Félix Montoya

Personal information
- Full name: Félix Montoya Ordóñez
- Date of birth: 28 March 1980 (age 46)
- Place of birth: Liberia, Costa Rica
- Height: 1.71 m (5 ft 7 in)
- Position: Midfielder

Senior career*
- Years: Team / Apps / (Gls)
- 2000–2001: Saprissa
- 2001–2004: Liberia / 24 / (2)
- 2004–2006: Puntarenas / 52 / (4)
- 2006–10: Herediano / 114 / (6)
- 2010–2013: San Carlos / 88 / (7)
- 2012–2014: Cartaginés / 38 / (1)
- 2014–2016: Pérez Zeledón / 74 / (7)
- 2016–2018: Municipal Liberia / 82 / (6)
- 2018–2019: Carmelita / 27 / (0)

International career
- 2007: Costa Rica / 5 / (0)

= Félix Montoya =

Costa Rican footballer (born 1980)

Félix Montoya Ordóñez (born 28 March 1980 in Guanacaste Province) is a retired Costa Rican professional footballer.

==Club career==
A much-travelled midfielder, Montoya came through the Saprissa youth system and played one season for them, then played for hometown club Liberia Mia, Herediano, Puntarenas and again Herediano whom he left in 2010 after the club wouldn't meet his financial demands.

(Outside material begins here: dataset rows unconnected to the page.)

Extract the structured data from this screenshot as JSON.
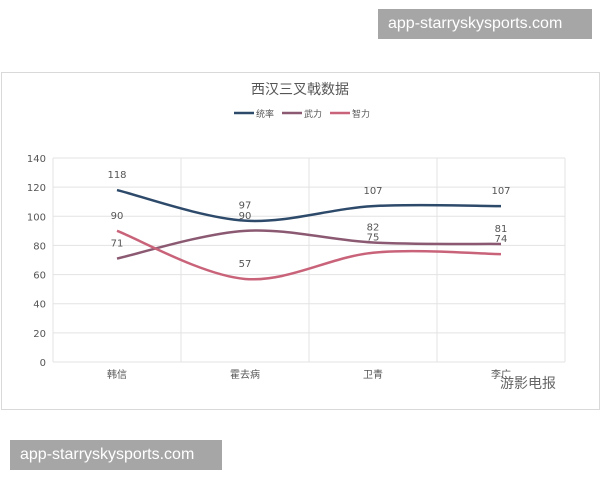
{
  "watermarks": {
    "top": "app-starryskysports.com",
    "bottom": "app-starryskysports.com",
    "brand": "游影电报"
  },
  "chart_data": {
    "type": "line",
    "title": "西汉三叉戟数据",
    "categories": [
      "韩信",
      "霍去病",
      "卫青",
      "李广"
    ],
    "series": [
      {
        "name": "统率",
        "values": [
          118,
          97,
          107,
          107
        ],
        "color": "#2e4a6b"
      },
      {
        "name": "武力",
        "values": [
          71,
          90,
          82,
          81
        ],
        "color": "#8b5a72"
      },
      {
        "name": "智力",
        "values": [
          90,
          57,
          75,
          74
        ],
        "color": "#c9637a"
      }
    ],
    "ylim": [
      0,
      140
    ],
    "yticks": [
      0,
      20,
      40,
      60,
      80,
      100,
      120,
      140
    ],
    "smooth": true,
    "grid": true,
    "legend": "top"
  }
}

He then moved to San Carlos and Cartaginés, by whom he was released in March 2014. He subsequently joined Pérez Zeledón before the 2014 Invierno season.

==International career==
Montoya has made 5 appearances for the senior Costa Rica national football team, his debut coming in a friendly against Trinidad & Tobago on February 4, 2007. He appeared in three matches as Costa Rica won the UNCAF Nations Cup 2007 tournament.